GOOGLE’s BOOKWORMING EXPERIMENTS AND AI DEVELOPMENT
I love reading. I read about 3 books a week. I know many people who read more, much more. Reading and writing goes back about thirty thousand years. The act of scribbling things down in various formats, from stone walls to tablets to wax to wood to paper to print to computers forms a method of recording everything, from casual notes to high culture to science. Its is one of the essential elements for a species’ survival and advancement. Without text civilization would suffer failure. In other words civilizations that don’t record things, pass on technology and skillsets and develop, well they simply collapse. Equally true is the fact that a society with superior technology and recorded skillsets will rule others. Knowledge is power. Its a cliché, but things become clichés for a reason.
One of the more under-discussed, under-reported and unexplored things that I have frankly been haunted about is the fact that in recent years the multinational Google are big readers. They have surpassed their goal of reading every book that has ever been written and making it available online in Google Books. Google say that 129 264 880 books are the total on the planet. I think its into the billions myself, not to mention the exponential speed of text growth since the inception of the internet. More to the point Google’s reading experiment, no doubt hugely successful, has changed our civilization forever. It’s not simply because all the reading and scanning of all of those millions of books without the permission of the copyright holders resulted in a much publicized lawsuit. Its because knowledge is the most valuable asset and the most useful currency available. If it is, as I hold it to be, then why do this? Why would Google want to read and store every book available? What’s so interesting about reading every book ever written? I was intrigued. Then I read how Google had gotten into robotics and artificial intelligence.

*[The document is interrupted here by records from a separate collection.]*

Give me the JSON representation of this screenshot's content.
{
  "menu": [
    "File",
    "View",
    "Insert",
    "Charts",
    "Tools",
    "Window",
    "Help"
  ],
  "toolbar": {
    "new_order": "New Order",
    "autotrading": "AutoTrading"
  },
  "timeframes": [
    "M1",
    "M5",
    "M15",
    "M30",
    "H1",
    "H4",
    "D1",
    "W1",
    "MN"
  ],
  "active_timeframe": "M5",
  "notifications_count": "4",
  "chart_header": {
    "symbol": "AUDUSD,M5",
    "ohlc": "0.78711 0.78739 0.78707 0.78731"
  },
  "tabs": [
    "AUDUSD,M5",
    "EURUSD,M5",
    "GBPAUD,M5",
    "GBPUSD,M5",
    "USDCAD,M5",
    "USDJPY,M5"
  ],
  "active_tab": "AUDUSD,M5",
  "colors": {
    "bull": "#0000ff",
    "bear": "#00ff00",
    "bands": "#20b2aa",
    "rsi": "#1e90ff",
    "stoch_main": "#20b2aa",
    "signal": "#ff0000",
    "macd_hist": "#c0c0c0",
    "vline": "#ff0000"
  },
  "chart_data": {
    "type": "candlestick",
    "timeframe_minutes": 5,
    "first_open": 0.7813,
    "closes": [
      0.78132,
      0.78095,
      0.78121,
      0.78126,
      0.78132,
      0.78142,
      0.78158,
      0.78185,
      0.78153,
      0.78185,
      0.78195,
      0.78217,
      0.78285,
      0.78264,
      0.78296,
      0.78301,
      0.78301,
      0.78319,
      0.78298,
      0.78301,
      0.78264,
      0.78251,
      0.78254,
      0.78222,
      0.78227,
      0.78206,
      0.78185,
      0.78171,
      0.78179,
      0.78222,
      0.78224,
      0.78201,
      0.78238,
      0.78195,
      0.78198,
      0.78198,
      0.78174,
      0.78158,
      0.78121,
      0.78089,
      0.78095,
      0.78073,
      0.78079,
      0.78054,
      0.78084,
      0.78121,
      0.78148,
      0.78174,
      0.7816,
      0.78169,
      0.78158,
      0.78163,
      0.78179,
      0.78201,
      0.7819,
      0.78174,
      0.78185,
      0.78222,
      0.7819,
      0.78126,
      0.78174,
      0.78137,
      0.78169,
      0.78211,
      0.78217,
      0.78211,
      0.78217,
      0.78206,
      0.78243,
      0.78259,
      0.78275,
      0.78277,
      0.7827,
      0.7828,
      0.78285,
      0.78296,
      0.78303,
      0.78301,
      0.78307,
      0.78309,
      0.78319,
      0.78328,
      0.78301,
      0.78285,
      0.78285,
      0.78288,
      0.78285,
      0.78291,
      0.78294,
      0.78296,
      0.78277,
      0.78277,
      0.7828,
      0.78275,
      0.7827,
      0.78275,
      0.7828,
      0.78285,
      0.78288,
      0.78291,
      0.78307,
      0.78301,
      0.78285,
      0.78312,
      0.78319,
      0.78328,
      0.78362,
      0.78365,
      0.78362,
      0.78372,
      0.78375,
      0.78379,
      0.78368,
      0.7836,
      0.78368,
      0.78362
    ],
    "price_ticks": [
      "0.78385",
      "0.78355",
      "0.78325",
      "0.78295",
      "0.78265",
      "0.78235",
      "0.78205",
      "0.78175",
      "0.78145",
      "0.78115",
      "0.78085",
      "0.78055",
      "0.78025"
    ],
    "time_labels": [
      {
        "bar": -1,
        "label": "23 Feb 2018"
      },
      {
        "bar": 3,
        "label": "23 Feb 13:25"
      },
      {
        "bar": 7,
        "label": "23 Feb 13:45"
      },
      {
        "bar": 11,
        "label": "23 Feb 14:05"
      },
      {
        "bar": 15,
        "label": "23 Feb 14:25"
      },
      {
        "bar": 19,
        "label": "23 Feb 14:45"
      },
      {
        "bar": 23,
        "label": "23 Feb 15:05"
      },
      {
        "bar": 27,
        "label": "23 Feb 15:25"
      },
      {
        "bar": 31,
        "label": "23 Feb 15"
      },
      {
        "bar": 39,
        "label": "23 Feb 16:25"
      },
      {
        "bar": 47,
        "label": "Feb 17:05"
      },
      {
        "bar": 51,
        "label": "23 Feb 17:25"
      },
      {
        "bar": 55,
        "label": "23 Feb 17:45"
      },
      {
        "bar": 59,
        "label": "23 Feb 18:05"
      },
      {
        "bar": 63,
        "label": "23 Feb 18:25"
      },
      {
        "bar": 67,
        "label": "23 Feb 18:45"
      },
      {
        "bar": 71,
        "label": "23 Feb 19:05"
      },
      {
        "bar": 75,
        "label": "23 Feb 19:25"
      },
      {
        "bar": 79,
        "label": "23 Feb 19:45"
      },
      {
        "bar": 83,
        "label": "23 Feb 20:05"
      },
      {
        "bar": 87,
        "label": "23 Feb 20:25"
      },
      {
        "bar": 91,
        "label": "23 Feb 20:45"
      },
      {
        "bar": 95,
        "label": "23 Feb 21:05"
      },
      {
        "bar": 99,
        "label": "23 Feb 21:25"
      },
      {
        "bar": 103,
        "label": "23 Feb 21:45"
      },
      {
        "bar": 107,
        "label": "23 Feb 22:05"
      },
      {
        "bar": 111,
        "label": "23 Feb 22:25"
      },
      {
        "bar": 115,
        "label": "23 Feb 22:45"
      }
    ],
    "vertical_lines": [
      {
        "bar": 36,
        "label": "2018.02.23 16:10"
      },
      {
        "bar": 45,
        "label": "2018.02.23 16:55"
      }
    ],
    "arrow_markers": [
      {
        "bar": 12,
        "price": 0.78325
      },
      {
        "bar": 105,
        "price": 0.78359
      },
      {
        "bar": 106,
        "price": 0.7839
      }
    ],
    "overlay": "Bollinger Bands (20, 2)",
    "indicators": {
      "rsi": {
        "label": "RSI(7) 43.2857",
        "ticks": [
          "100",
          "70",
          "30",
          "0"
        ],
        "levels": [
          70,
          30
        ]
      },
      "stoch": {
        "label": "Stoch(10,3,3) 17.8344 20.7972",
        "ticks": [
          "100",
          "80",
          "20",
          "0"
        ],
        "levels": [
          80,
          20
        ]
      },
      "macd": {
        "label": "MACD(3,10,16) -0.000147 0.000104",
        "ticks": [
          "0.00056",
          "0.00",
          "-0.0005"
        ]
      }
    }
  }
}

Put this way, a book represents the most complete representation of a human thought process, the most comprehensive working out of human interactions in the world as recorded in language in fiction history, geography, poetry, maths, philosophy, science and the arts. One mirrors the human experience through reading, especially books. A book comprises an approximation of a complete act of consciousness, moving from premises, accumulating data, putting forward arguments, telling a narrative, drawing strands of various objections to opposing arguments, reflecting on emotions and human and non human interactions at many levels of complexities, and finally reaching what we understand as a satisfying conclusion to the book. Added together in all the books we get something approximating the deposit of recorded human experience. From there we move on into music, the plastic arts, painting and so on. So, one of the most perfect sources for a schematic of human consciousness and intelligence’s grasp of the many problems of life in constructing Artificial Intelligence is in reading.
Reading is not so much an obligation, but for the most part, enjoyable. Wonderfully enjoyable. In fact it can become an addiction. I would go further and say that people who read little or nothing except what their work demands or the daily tabloids are missing out on not only one of the great pleasures of life, but one of the truly great consciousness expanding experiences possible for anyone. Regarding the act of reading as something that is the purview of students or academics or nerds is simply a type of anti intellectual prejudice about something that is essential for living. I shudder to think what might be the effects of this kind of attitude if were to become more widespread.
But to get back to what Google might be working on. If they build a working AI, which seems a little more than likely, then it will become an essential component for all high functioning robots. If this happens, then the technology will undoubtedly become cloned and copied and cheaper and widespread very quickly. AI technology will then become part of what we now know as the internet, but will transform the internet utterly into something we no longer recognize as the web.
AI will do everything we do. It will perform all automated functions, will run departments, do accounting, become part of scientific work, build roads and ships and planes, look after our children and run our hospitals and operate our transport systems. AI will be field tested in battle and become the indispensable weapon for every modern army.
In fact as predicted in so many science fiction novels, AI will grow exponentially in sophistication to such an extent that they will probably be regarded as people at a certain point, that is if and when they pass something akin to the Turing Test. Some wont, of course and will be left in another new sentient life form classification.
As so much work will be done so much more efficiently by AI, populations will drop hugely because it will become economically unviable to have anything more than two children, as there will simply be no work for them and average incomes will drop as work done previously by humans will now be done by AI. Its hard to believe that it could happen but AI will sadly increase even further the gap between rich and poor, and will lead to more wars.
New missions to find habitable planets will increase in effectiveness exponentially with the use of AI, and it won’t be long before people will begin to ship off world to find new places to live. New colonies and new sources of wealth will be discovered off world and life will be discovered on other planets. All this is speculation on my part. I know that.
I also could go on. The possibilities get wider and wider and wilder and wilder. My views are also pretty dystopian on this AI development. But I am not going to speculate further. But from all this one thing is highly likely. It is this: like so many revolutions before, the act of reading as a mirror for all that we know, all that we are, has become yet another key starting point for a new technological revolution.